Calderwood, who has photographed 18 years of Winter Blast in Lake Havasu City, said there are three key ingredients when it comes to framing fireworks.
“Reflections, people and landmarks,” Calderwood said. “Anyone can take a picture of a firework, but no one really knows where you are. Otherwise, it’s just a firework. The pictures that sell out are the ones that no one has seen before. And, that’s why I come here.”
At SARA Park, there isn’t much in the line of achieving reflections in photography, he said, but there are tricks to the trade as to location. For example, Calderwood has been known to spend a few bucks on really big fireworks only to hand them over to a friend who will light the fuse.
The gesture is because no one is going to light fireworks off until dark. However, Calderwood said photographing the big fireworks at dusk is ideal because he can allow a sliver of sunset at the bottom of the frame. The measure can help to identify landmarks, or simply the beauty of fireworks at sunset.
“There is stuff you’re going to see here that you’re not going to see anywhere else,” Calderwood said.
For those photographing with a camera, Calderwood recommends a very sturdy tripod and a shutter release cable. Also, the camera must be operable in a full manual mode in order to manipulate shutter speeds, aperture settings, ISO, and manual focus.
“We buy cameras with all the bells and whistles just so we can shut them all off,” Calderwood said.
When photographing fireworks, one is photographing a bright flaming, moving object. On such occasions, Calderwood’s F-stop is between F/16 and F/20. ISO is native to the camera. He uses a 14-24mm wide-angle zoom lens nested atop his sturdy tripod. All filters will be off.
Calderwood has been a professional photographer for 12 years, which has him traveling anywhere between California’s San Fernando Valley to San Diego. At 59, he has decades of exposure before that.
If using a cell phone camera to photograph fireworks, Calderwood suggests holding the arms tucked tight next to the body with both hands clamping the device in order to steady any vibration.
The camera is trying to auto-set to photograph a dark sky, the camera does not know a firework will be there, Calderwood explained.
“Just shoot it,” he said. “Sooner or later you’re going to get one.”
Calderwood’s work can be seen on his website www.pyrotography.com.
The Western Pyrotechnic Association’s Winter Blast 2017 – Paint the Sky event is 5 to 10:30 p.m. this weekend at SARA Park. Professional, big firework displays begin at 7:30 p.m. through Sunday and last about an hour. The largest single show is Saturday night. For more information, www.westernpyro.org.

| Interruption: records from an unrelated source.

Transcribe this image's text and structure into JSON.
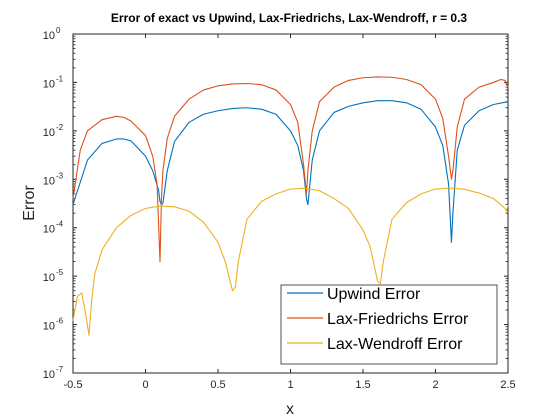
{
  "chart_data": {
    "type": "line",
    "title": "Error of exact vs Upwind, Lax-Friedrichs, Lax-Wendroff, r = 0.3",
    "xlabel": "x",
    "ylabel": "Error",
    "xlim": [
      -0.5,
      2.5
    ],
    "ylim": [
      1e-07,
      1
    ],
    "yscale": "log",
    "grid": false,
    "legend_position": "bottom-right",
    "x_ticks": [
      -0.5,
      0,
      0.5,
      1,
      1.5,
      2,
      2.5
    ],
    "x_tick_labels": [
      "-0.5",
      "0",
      "0.5",
      "1",
      "1.5",
      "2",
      "2.5"
    ],
    "y_ticks": [
      {
        "value": 1e-07,
        "exp": "-7"
      },
      {
        "value": 1e-06,
        "exp": "-6"
      },
      {
        "value": 1e-05,
        "exp": "-5"
      },
      {
        "value": 0.0001,
        "exp": "-4"
      },
      {
        "value": 0.001,
        "exp": "-3"
      },
      {
        "value": 0.01,
        "exp": "-2"
      },
      {
        "value": 0.1,
        "exp": "-1"
      },
      {
        "value": 1,
        "exp": "0"
      }
    ],
    "y_tick_base": "10",
    "series": [
      {
        "name": "Upwind Error",
        "color": "#0072BD",
        "x": [
          -0.5,
          -0.4,
          -0.3,
          -0.2,
          -0.15,
          -0.1,
          0.0,
          0.05,
          0.09,
          0.1,
          0.11,
          0.12,
          0.15,
          0.2,
          0.3,
          0.4,
          0.5,
          0.6,
          0.7,
          0.8,
          0.9,
          1.0,
          1.05,
          1.09,
          1.11,
          1.12,
          1.15,
          1.2,
          1.3,
          1.4,
          1.5,
          1.6,
          1.7,
          1.8,
          1.9,
          2.0,
          2.05,
          2.09,
          2.11,
          2.12,
          2.15,
          2.2,
          2.3,
          2.4,
          2.5
        ],
        "y": [
          0.0003,
          0.0025,
          0.0055,
          0.0068,
          0.0068,
          0.0062,
          0.003,
          0.0015,
          0.0006,
          0.00035,
          0.0003,
          0.00032,
          0.0015,
          0.006,
          0.015,
          0.022,
          0.026,
          0.029,
          0.03,
          0.028,
          0.022,
          0.01,
          0.005,
          0.0015,
          0.0004,
          0.0003,
          0.0025,
          0.01,
          0.024,
          0.032,
          0.038,
          0.042,
          0.042,
          0.038,
          0.028,
          0.012,
          0.005,
          0.0008,
          5e-05,
          0.0002,
          0.004,
          0.013,
          0.026,
          0.035,
          0.04
        ]
      },
      {
        "name": "Lax-Friedrichs Error",
        "color": "#D95319",
        "x": [
          -0.5,
          -0.45,
          -0.4,
          -0.3,
          -0.2,
          -0.15,
          -0.1,
          0.0,
          0.05,
          0.08,
          0.1,
          0.11,
          0.12,
          0.15,
          0.2,
          0.3,
          0.4,
          0.5,
          0.6,
          0.7,
          0.8,
          0.9,
          1.0,
          1.05,
          1.09,
          1.11,
          1.12,
          1.15,
          1.2,
          1.3,
          1.4,
          1.5,
          1.6,
          1.7,
          1.8,
          1.9,
          2.0,
          2.05,
          2.09,
          2.11,
          2.12,
          2.15,
          2.2,
          2.3,
          2.4,
          2.45,
          2.48,
          2.5
        ],
        "y": [
          0.0004,
          0.004,
          0.01,
          0.017,
          0.02,
          0.019,
          0.016,
          0.008,
          0.003,
          0.0008,
          2e-05,
          0.0004,
          0.0015,
          0.007,
          0.02,
          0.045,
          0.07,
          0.085,
          0.093,
          0.095,
          0.09,
          0.07,
          0.035,
          0.015,
          0.002,
          0.0005,
          0.0015,
          0.01,
          0.04,
          0.08,
          0.11,
          0.125,
          0.13,
          0.128,
          0.115,
          0.09,
          0.045,
          0.018,
          0.003,
          0.001,
          0.0015,
          0.012,
          0.045,
          0.08,
          0.1,
          0.115,
          0.11,
          0.08
        ]
      },
      {
        "name": "Lax-Wendroff Error",
        "color": "#EDB120",
        "x": [
          -0.5,
          -0.47,
          -0.44,
          -0.41,
          -0.39,
          -0.37,
          -0.35,
          -0.3,
          -0.2,
          -0.1,
          0.0,
          0.1,
          0.2,
          0.3,
          0.4,
          0.5,
          0.55,
          0.6,
          0.62,
          0.64,
          0.7,
          0.8,
          0.9,
          1.0,
          1.1,
          1.2,
          1.3,
          1.4,
          1.5,
          1.55,
          1.6,
          1.62,
          1.64,
          1.7,
          1.8,
          1.9,
          2.0,
          2.1,
          2.2,
          2.3,
          2.4,
          2.48,
          2.49,
          2.5
        ],
        "y": [
          1.2e-06,
          3.8e-06,
          4.5e-06,
          1.5e-06,
          6e-07,
          3.5e-06,
          1.1e-05,
          3.5e-05,
          0.0001,
          0.00018,
          0.00025,
          0.00028,
          0.00027,
          0.00022,
          0.00013,
          5e-05,
          2e-05,
          5e-06,
          6e-06,
          2e-05,
          0.00015,
          0.00035,
          0.0005,
          0.00063,
          0.00065,
          0.00058,
          0.0004,
          0.00025,
          9e-05,
          4e-05,
          8e-06,
          7e-06,
          2e-05,
          0.00015,
          0.00033,
          0.0005,
          0.00063,
          0.00066,
          0.00062,
          0.00052,
          0.0004,
          0.00025,
          0.00022,
          0.0003
        ]
      }
    ]
  }
}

Gates open 3 p.m. daily. Parking is $5/passenger vehicle. RVs not permitted in general parking. Admission is $5/person, free admission for youth 5 years old and younger. No pets! SARA Dog Park is closed for the duration of this event. Camping at the Rodeo Grounds is sold out. If you leave the grounds, you must pay again to regain entry. Organizers suggest early arrival as parking fill up fast, expect delays.
Enter at main SARA Park entrance, which is the southernmost entrance on State Route 95. There will be no entry into SARA at the McCulloch intersection. No parking is allowed along the shoulders of SR 95, vehicles there will be ticketed and towed.